Diagnostic imaging scientists have developed a software tool for predicting the future onset of cerebral palsy in babies born prematurely. Children born earlier than 30 weeks of gestation face a staggeringly elevated risk of problems with motor development. This is in part due to abnormalities in their white matter, deep regions in the brain that contain nerve fibers.
Almost 70 percent of babies born extremely prematurely display these white matter abnormalities and up to 10 percent of them go on to develop cerebral palsy, or CP, a permanent and incurable movement disorder.
According to experts, earlier CP diagnoses lead to earlier interventions, transforming the quality of life for both the children affected and their caregivers. Physical therapy, for example, if initiated early in the child’s development, could help reduce symptoms of CP including stiffness, tremors, and problems with fine motor control. Current neuroimaging technologies are unfortunately not able to achieve this, largely due to sensitivity constraints and highly subjective assessment protocols.

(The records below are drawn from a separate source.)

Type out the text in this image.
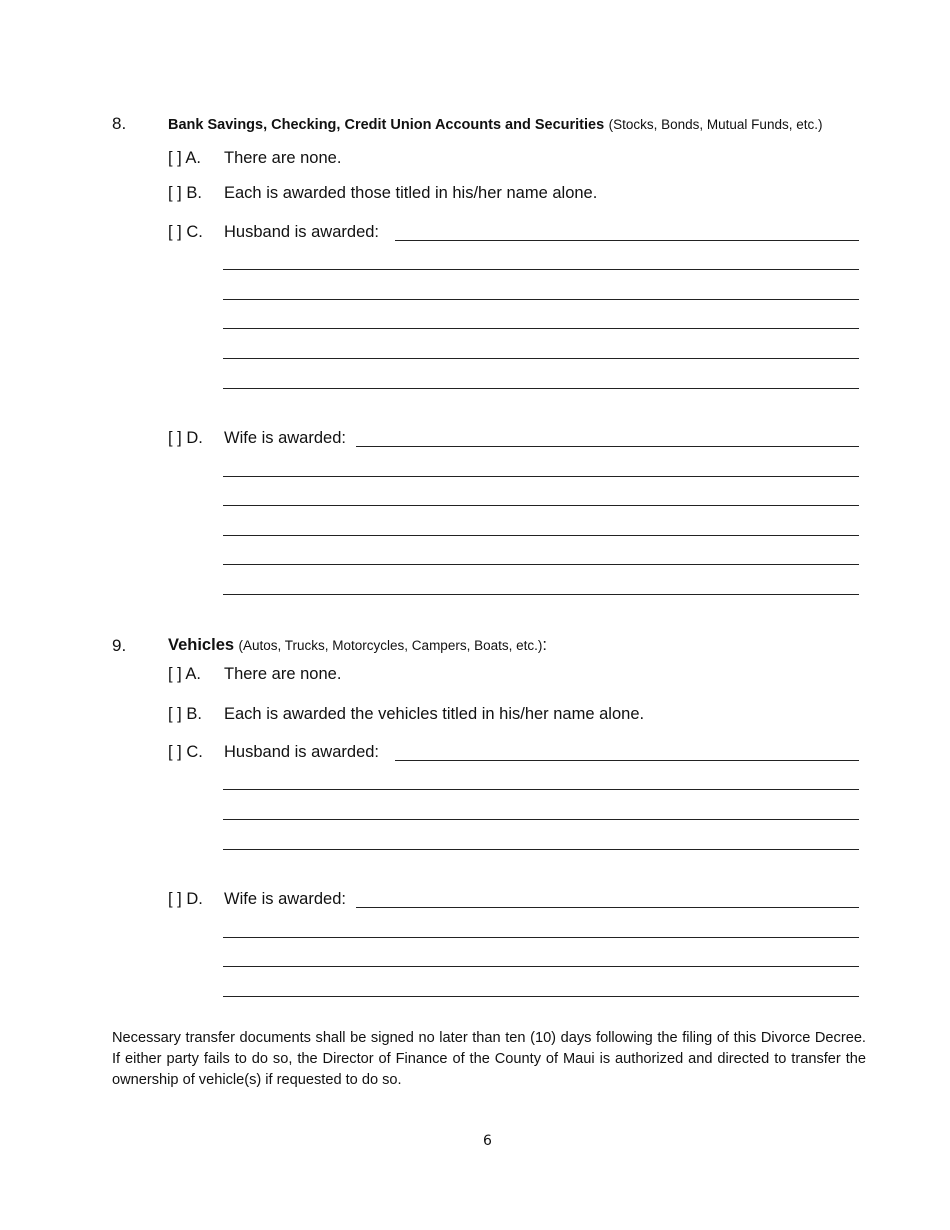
8.	Bank Savings, Checking, Credit Union Accounts and Securities (Stocks, Bonds, Mutual Funds, etc.)
[ ] A. There are none.
[ ] B. Each is awarded those titled in his/her name alone.
[ ] C. Husband is awarded:
[ ] D. Wife is awarded:
9.	Vehicles (Autos, Trucks, Motorcycles, Campers, Boats, etc.):
[ ] A. There are none.
[ ] B. Each is awarded the vehicles titled in his/her name alone.
[ ] C. Husband is awarded:
[ ] D. Wife is awarded:
Necessary transfer documents shall be signed no later than ten (10) days following the filing of this Divorce Decree. If either party fails to do so, the Director of Finance of the County of Maui is authorized and directed to transfer the ownership of vehicle(s) if requested to do so.
6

Neonatologist Nehal Parikh from Cincinnati Children’s Hospital Medical Center led a team that developed a computational tool to analyze magnetic resonance imaging (MRI) scans taken of preterm infants, flagging those with signature anatomical defects that correlate with an increased CP risk. This biomarker is termed diffuse white matter abnormality, or DWMA, and can be picked up in MRI scans as regions with more intense signals as compared to surrounding healthy tissues. Neurologists believe that these darker regions are due to inflammation in the white matter.

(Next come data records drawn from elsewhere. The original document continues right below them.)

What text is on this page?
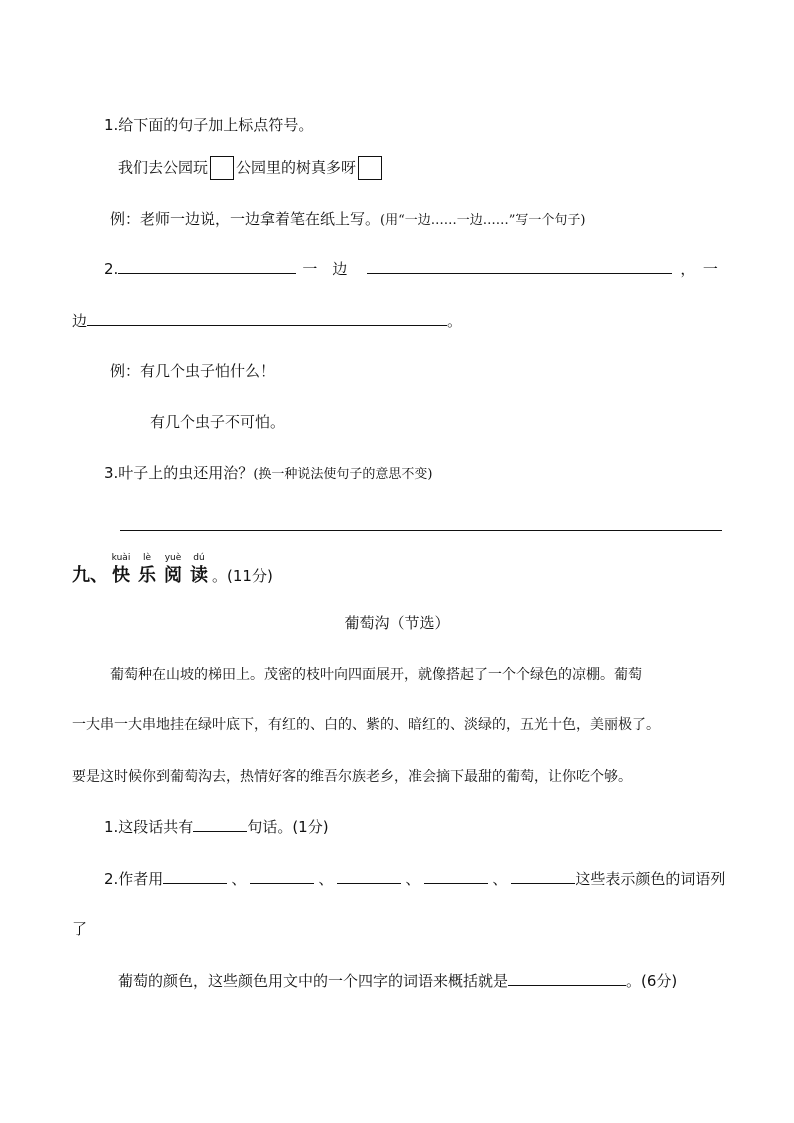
1.给下面的句子加上标点符号。
我们去公园玩 公园里的树真多呀
例：老师一边说，一边拿着笔在纸上写。(用“一边……一边……”写一个句子)
2.	一　边	，　一
边	。
例：有几个虫子怕什么！
有几个虫子不可怕。
3.叶子上的虫还用治？(换一种说法使句子的意思不变)
九、
kuài
快
lè
乐
yuè
阅
dú
读 。(11分)
葡萄沟（节选）
葡萄种在山坡的梯田上。茂密的枝叶向四面展开，就像搭起了一个个绿色的凉棚。葡萄
一大串一大串地挂在绿叶底下，有红的、白的、紫的、暗红的、淡绿的，五光十色，美丽极了。
要是这时候你到葡萄沟去，热情好客的维吾尔族老乡，准会摘下最甜的葡萄，让你吃个够。
1.这段话共有	句话。(1分)
2.作者用	、	、	、	、	这些表示颜色的词语列
了
葡萄的颜色，这些颜色用文中的一个四字的词语来概括就是	。(6分)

“Manual tracing of DWMA regions within the brain is highly subjective and produces poor reliability and reproducibility,” said Parikh. “It is clear that we need a better tool for diagnostics. I started working with computer scientists to come up with an algorithm that can segment these lesions.”
The “training” regime for the algorithm involved the team’s computer scientists manually tracing locations of DWMA, normal white matter, gray matter, and cerebrospinal fluid. Once fed with a database of MRI scans from both preterm and normal term babies, the resulting algorithm was found to have an accuracy of over 95 percent.
The next step is integrating automation, for which the team is currently collaborating with MRI vendors to achieve. “Ideally, when the MRI scan is complete, our algorithm would do its job within seconds and provide a value for diffuse white matter abnormality,” said Parikh. “If this value was abnormal, the child would be referred for aggressive early intervention therapies and/or research trials of novel interventions.”